Main opposition SYRIZA leader Alexis Tsipras and the centre-left Movement for Change (KINAL) are clamouring for the resignation of Labour Minister Yannis Vroutsis amidst allegations that the ministry was guided by patronage criteria in parceling out 80 million euros in EU funding to continuing education-vocational training centres to help professionals who have been hit hard by the crisis to adapt to the demands of the labour market ahead of possibly massive layoffs.
Tsipras slammed the government for ruling by legislative decree since late February even as regards issues unrelated to the pandemic crisis.
He spoke of a “scandal in the midst of a pandemic” and demanded that the PM come to parliament to offer an explanation.
Tsipras charged that the government has downgraded and circumvented Parliament – in order to avoid debate on SYRIZA’s proposals on handling the economic crisis, especially the idea that stimulus measures should be front-ended because delays could lead to a collapse of businesses which would cost the state much more – and has given itself a blank check.
The ministry decided to allocate the funding to continuing education programmes despite the fact that due to the pandemic crisis the EU for the first time has approved allocation of the 600-euro stipend directly to professionals (lawyers, engineers, and other professional groups which had not been given the 800-euro stipend, which is 25 percent more in aid, offered to many other categories of recipients with no strings attached) which is what the government will now do after the general uproar.
The allocation was not based on a qualititative evaluation of the programmes of the centres but rather, for the first time, based on the curriculums that they submitted.
The ministry essentially purports to have evaluated in the span of less than one day an estimated 100,000 pages of documents which were the basis for the selections of centres on seven different registration platforms, leading to allegations that the government had chosen establishments owned by party-affiliated owners based on prior arrangement, an accusation that has not for the time being been demonstrated.
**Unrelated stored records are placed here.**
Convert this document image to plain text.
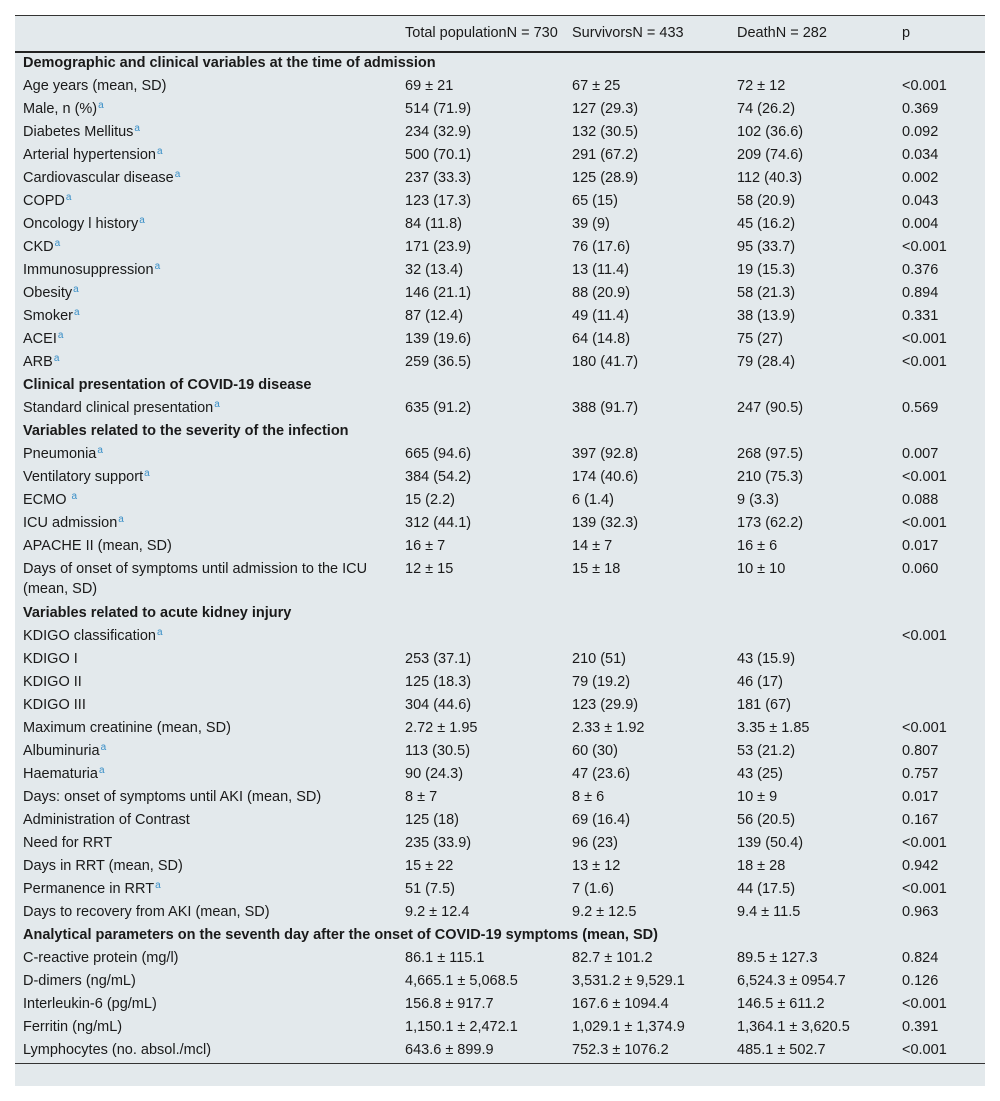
	Total populationN = 730	SurvivorsN = 433	DeathN = 282	p
Demographic and clinical variables at the time of admission				
Age years (mean, SD)	69 ± 21	67 ± 25	72 ± 12	<0.001
Male, n (%)$^a$	514 (71.9)	127 (29.3)	74 (26.2)	0.369
Diabetes Mellitus$^a$	234 (32.9)	132 (30.5)	102 (36.6)	0.092
Arterial hypertension$^a$	500 (70.1)	291 (67.2)	209 (74.6)	0.034
Cardiovascular disease$^a$	237 (33.3)	125 (28.9)	112 (40.3)	0.002
COPD$^a$	123 (17.3)	65 (15)	58 (20.9)	0.043
Oncology l history$^a$	84 (11.8)	39 (9)	45 (16.2)	0.004
CKD$^a$	171 (23.9)	76 (17.6)	95 (33.7)	<0.001
Immunosuppression$^a$	32 (13.4)	13 (11.4)	19 (15.3)	0.376
Obesity$^a$	146 (21.1)	88 (20.9)	58 (21.3)	0.894
Smoker$^a$	87 (12.4)	49 (11.4)	38 (13.9)	0.331
ACEI$^a$	139 (19.6)	64 (14.8)	75 (27)	<0.001
ARB$^a$	259 (36.5)	180 (41.7)	79 (28.4)	<0.001
Clinical presentation of COVID-19 disease				
Standard clinical presentation$^a$	635 (91.2)	388 (91.7)	247 (90.5)	0.569
Variables related to the severity of the infection				
Pneumonia$^a$	665 (94.6)	397 (92.8)	268 (97.5)	0.007
Ventilatory support$^a$	384 (54.2)	174 (40.6)	210 (75.3)	<0.001
ECMO $^a$	15 (2.2)	6 (1.4)	9 (3.3)	0.088
ICU admission$^a$	312 (44.1)	139 (32.3)	173 (62.2)	<0.001
APACHE II (mean, SD)	16 ± 7	14 ± 7	16 ± 6	0.017
Days of onset of symptoms until admission to the ICU (mean, SD)	12 ± 15	15 ± 18	10 ± 10	0.060
Variables related to acute kidney injury				
KDIGO classification$^a$				<0.001
KDIGO I	253 (37.1)	210 (51)	43 (15.9)	
KDIGO II	125 (18.3)	79 (19.2)	46 (17)	
KDIGO III	304 (44.6)	123 (29.9)	181 (67)	
Maximum creatinine (mean, SD)	2.72 ± 1.95	2.33 ± 1.92	3.35 ± 1.85	<0.001
Albuminuria$^a$	113 (30.5)	60 (30)	53 (21.2)	0.807
Haematuria$^a$	90 (24.3)	47 (23.6)	43 (25)	0.757
Days: onset of symptoms until AKI (mean, SD)	8 ± 7	8 ± 6	10 ± 9	0.017
Administration of Contrast	125 (18)	69 (16.4)	56 (20.5)	0.167
Need for RRT	235 (33.9)	96 (23)	139 (50.4)	<0.001
Days in RRT (mean, SD)	15 ± 22	13 ± 12	18 ± 28	0.942
Permanence in RRT$^a$	51 (7.5)	7 (1.6)	44 (17.5)	<0.001
Days to recovery from AKI (mean, SD)	9.2 ± 12.4	9.2 ± 12.5	9.4 ± 11.5	0.963
Analytical parameters on the seventh day after the onset of COVID-19 symptoms (mean, SD)				
C-reactive protein (mg/l)	86.1 ± 115.1	82.7 ± 101.2	89.5 ± 127.3	0.824
D-dimers (ng/mL)	4,665.1 ± 5,068.5	3,531.2 ± 9,529.1	6,524.3 ± 0954.7	0.126
Interleukin-6 (pg/mL)	156.8 ± 917.7	167.6 ± 1094.4	146.5 ± 611.2	<0.001
Ferritin (ng/mL)	1,150.1 ± 2,472.1	1,029.1 ± 1,374.9	1,364.1 ± 3,620.5	0.391
Lymphocytes (no. absol./mcl)	643.6 ± 899.9	752.3 ± 1076.2	485.1 ± 502.7	<0.001
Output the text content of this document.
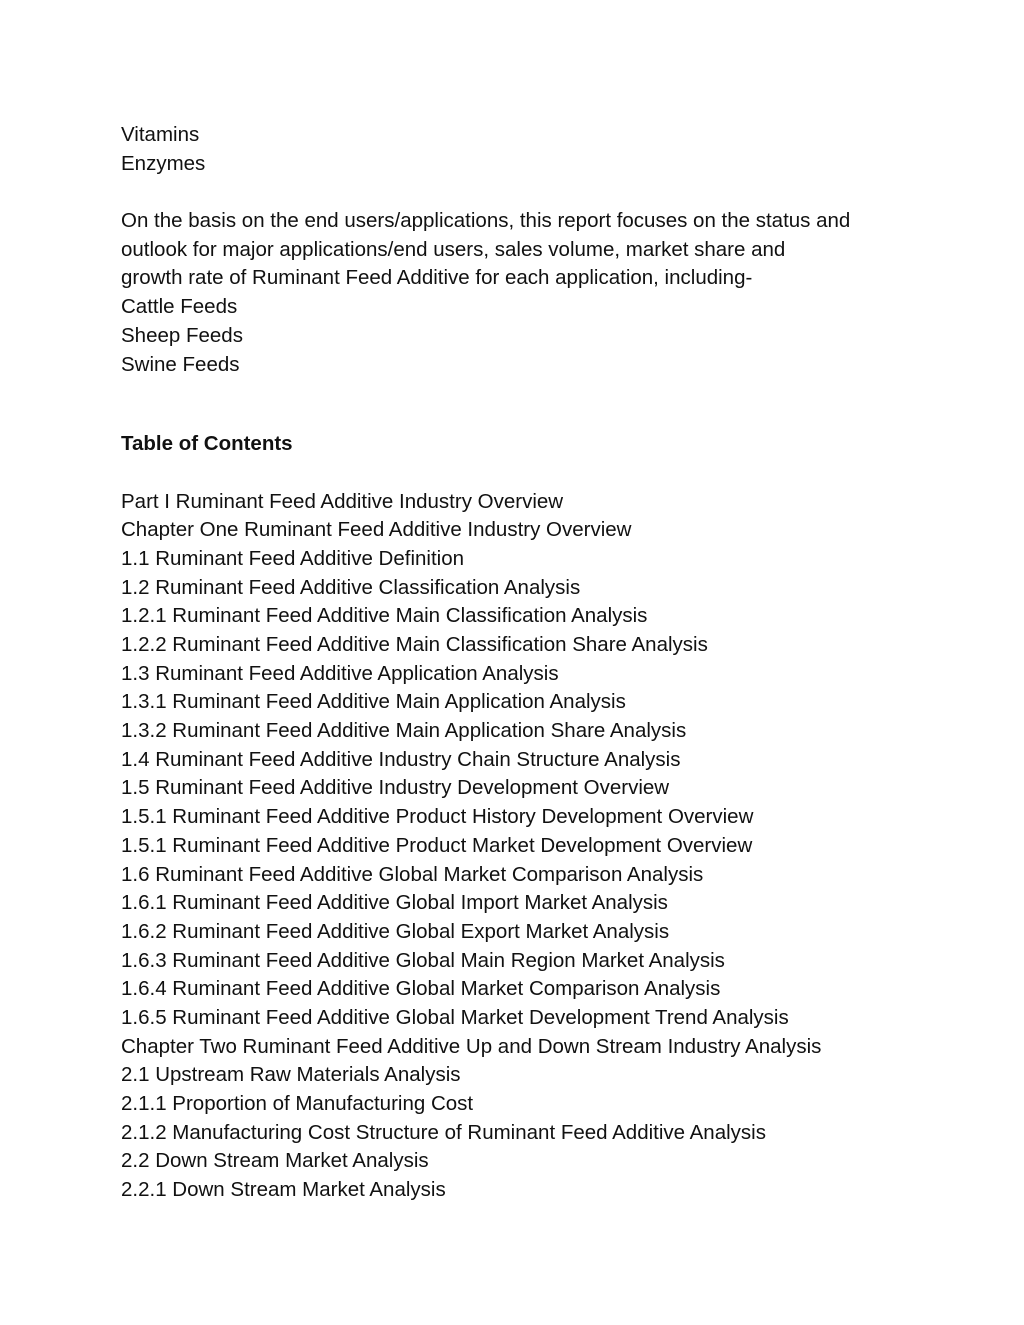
Vitamins
Enzymes
On the basis on the end users/applications, this report focuses on the status and
outlook for major applications/end users, sales volume, market share and
growth rate of Ruminant Feed Additive for each application, including-
Cattle Feeds
Sheep Feeds
Swine Feeds
Table of Contents
Part I Ruminant Feed Additive Industry Overview
Chapter One Ruminant Feed Additive Industry Overview
1.1 Ruminant Feed Additive Definition
1.2 Ruminant Feed Additive Classification Analysis
1.2.1 Ruminant Feed Additive Main Classification Analysis
1.2.2 Ruminant Feed Additive Main Classification Share Analysis
1.3 Ruminant Feed Additive Application Analysis
1.3.1 Ruminant Feed Additive Main Application Analysis
1.3.2 Ruminant Feed Additive Main Application Share Analysis
1.4 Ruminant Feed Additive Industry Chain Structure Analysis
1.5 Ruminant Feed Additive Industry Development Overview
1.5.1 Ruminant Feed Additive Product History Development Overview
1.5.1 Ruminant Feed Additive Product Market Development Overview
1.6 Ruminant Feed Additive Global Market Comparison Analysis
1.6.1 Ruminant Feed Additive Global Import Market Analysis
1.6.2 Ruminant Feed Additive Global Export Market Analysis
1.6.3 Ruminant Feed Additive Global Main Region Market Analysis
1.6.4 Ruminant Feed Additive Global Market Comparison Analysis
1.6.5 Ruminant Feed Additive Global Market Development Trend Analysis
Chapter Two Ruminant Feed Additive Up and Down Stream Industry Analysis
2.1 Upstream Raw Materials Analysis
2.1.1 Proportion of Manufacturing Cost
2.1.2 Manufacturing Cost Structure of Ruminant Feed Additive Analysis
2.2 Down Stream Market Analysis
2.2.1 Down Stream Market Analysis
What is known is that the call for vocational training centres to submit their dossiers and register was posted on the Diavgeia (transparency) state website on Thursday, 3 April, and the deadline was Sunday, 6 April, and the selections would be announced the next day.
The opposition charged that the entire procedure was stilted and an insult to professionals.
A questionnaire that applicants were asked to fill out according to some critics appears to have in some instances translated by Google into Greek.
That led to the questionnaire featuring veritable babble, such as the non-existent phrase “skoil elikikou” and various non sequiturs and grammatical errors, which went viral with sarcastic remarks and barbs against the government.
The story was brought to light in a scoop of the centre-left pro-opposition daily EFSYN but it was the general outcry and a tsunami of acerbic criticism in the social media that cornered the government.
Aside from ordering that the voucher programme be scrapped the PM ordered a general investigation of the operation of vocational training centres which for years have been accused of receiving state and EU funds without transparency and with an educational offering that many believe is often of dubious quality.
The government’s line has been that it should be credited with rapidly correcting a mistake.
“Errors should be corrected,” said State Minister Yorgos Gerapetritis, a top member of the PM’s inner circle.
It is as yet unclear whether the PM will demand the resignation of his labour minister although it is clear that the incident marred the government’s image at a time that it is garnering international kudos for its model management of the public health aspect of the coronavirus crisis.